People change so much over that time period. Get married, have some kids, live life and before you know it you're married to an entirely different person.


+1 22 is super young for both men and women. Young adults are still maturing.

stats show that people who get married when very young have a higher chance of divorce.

I think when you are young, you are still, I don't what to say naive, but maybe not experienced enough to know how that quirk of his or her that you think is cute won't be so cute when you live together, have kids and have more responsibilities. I think even older people sometimes gloss over those things. When you are young, you aren't thinking about a mortgage, responsibilities, etc..
Anonymous
Anonymous wrote:I've always been curious about this saying. Especially in contrast to people who say you've got to date 1-2 years before you know someone.
What does knowing feel or look like?

You know when the veil comes down and your partner shows their true self. That will only come after some time, and in various situations and social interactions including with their family.
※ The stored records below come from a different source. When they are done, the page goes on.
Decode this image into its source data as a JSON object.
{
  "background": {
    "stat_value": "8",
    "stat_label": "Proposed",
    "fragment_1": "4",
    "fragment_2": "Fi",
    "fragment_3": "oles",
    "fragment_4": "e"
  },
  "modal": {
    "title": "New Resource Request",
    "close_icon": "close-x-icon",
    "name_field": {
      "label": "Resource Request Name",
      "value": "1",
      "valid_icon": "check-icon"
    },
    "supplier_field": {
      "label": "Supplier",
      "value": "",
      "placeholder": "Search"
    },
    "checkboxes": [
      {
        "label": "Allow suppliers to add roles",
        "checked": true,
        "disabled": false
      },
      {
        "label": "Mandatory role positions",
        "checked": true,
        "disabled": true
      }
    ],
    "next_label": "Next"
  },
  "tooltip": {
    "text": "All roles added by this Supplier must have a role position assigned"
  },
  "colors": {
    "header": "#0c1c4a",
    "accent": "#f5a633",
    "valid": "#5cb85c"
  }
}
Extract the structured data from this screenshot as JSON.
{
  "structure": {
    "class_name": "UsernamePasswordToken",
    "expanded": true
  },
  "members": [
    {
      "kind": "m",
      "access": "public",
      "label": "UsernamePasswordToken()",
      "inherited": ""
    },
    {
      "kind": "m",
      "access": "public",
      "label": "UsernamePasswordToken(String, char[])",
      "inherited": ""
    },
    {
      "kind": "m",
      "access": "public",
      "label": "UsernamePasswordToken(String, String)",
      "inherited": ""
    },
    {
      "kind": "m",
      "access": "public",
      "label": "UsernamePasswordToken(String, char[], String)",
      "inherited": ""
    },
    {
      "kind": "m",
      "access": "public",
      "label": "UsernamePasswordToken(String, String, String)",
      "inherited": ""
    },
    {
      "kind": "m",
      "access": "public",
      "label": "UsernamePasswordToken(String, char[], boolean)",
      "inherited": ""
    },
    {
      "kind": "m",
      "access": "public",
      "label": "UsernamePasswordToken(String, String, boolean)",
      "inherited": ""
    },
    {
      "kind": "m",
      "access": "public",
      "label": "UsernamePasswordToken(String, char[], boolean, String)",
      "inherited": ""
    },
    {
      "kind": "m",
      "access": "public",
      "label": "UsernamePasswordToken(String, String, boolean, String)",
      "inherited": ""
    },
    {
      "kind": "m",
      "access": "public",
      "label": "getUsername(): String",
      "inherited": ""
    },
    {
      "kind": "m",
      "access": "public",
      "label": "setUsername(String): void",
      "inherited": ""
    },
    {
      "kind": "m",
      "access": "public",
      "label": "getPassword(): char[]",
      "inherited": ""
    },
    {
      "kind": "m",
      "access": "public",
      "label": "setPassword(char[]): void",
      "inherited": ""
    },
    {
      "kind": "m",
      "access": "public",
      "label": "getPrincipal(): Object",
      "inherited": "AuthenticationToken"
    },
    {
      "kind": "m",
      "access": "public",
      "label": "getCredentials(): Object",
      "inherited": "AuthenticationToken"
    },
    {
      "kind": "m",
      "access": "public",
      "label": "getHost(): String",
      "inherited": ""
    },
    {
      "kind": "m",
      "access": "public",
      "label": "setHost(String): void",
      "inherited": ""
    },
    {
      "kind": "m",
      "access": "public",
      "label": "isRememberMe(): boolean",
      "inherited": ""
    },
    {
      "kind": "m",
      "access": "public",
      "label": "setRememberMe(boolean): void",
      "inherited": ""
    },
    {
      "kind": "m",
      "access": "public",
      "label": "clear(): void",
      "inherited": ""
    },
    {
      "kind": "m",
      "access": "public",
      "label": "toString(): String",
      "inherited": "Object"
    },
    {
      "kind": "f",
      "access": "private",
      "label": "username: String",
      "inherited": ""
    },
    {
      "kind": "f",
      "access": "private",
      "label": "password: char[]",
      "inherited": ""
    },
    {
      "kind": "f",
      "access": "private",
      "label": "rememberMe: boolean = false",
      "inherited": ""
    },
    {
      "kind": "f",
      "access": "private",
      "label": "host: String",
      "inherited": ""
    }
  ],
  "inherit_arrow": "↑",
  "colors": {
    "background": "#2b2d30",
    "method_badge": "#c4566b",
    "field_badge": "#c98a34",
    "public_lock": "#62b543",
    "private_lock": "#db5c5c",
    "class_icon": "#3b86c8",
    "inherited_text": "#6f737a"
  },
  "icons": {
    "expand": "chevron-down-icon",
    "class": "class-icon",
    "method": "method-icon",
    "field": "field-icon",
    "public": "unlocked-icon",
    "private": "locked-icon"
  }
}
When they lay bare all the "ugly" then you really know someone, and that takes time.
Anonymous
My mom told me once when I was in the random dating phase but hadn't met anyone I wanted to spend more than a few weeks with, that she also spent her early 20s dating men who she could never imagine spending a few years with never mind 50 years. And, then, she said, "you meet someone and 50 years doesn't seem long enough" <3. That was my dad and he died shortly before their 54th wedding anniversary.

I met DH at a volunteer event, something about him just jumped out of all the other people there. We went out to lunch that day, quickly became exclusive, and were engaged 6 months later (then engaged for over a year). Married 20 years now. We were also both in our 30s and I think at that age, if you know yourself, it shouldn't take years to figure out if this person is a good fit.
Anonymous
I consider myself happily married 17 years, but that is not to say we haven’t had rough patches where we had to make a conscious choice that our marriage was our priority.

I love him deeply and we are very committed but even I can’t say that I KNOW that will remain true forever. I think it will, I hope it will, but I don’t see how anyone could know for certain.
Anonymous
You can't really know. Even if you are both showing your truest selves, people change a lot and your situation changes and the relationship survives some of those changes and may not survive other changes.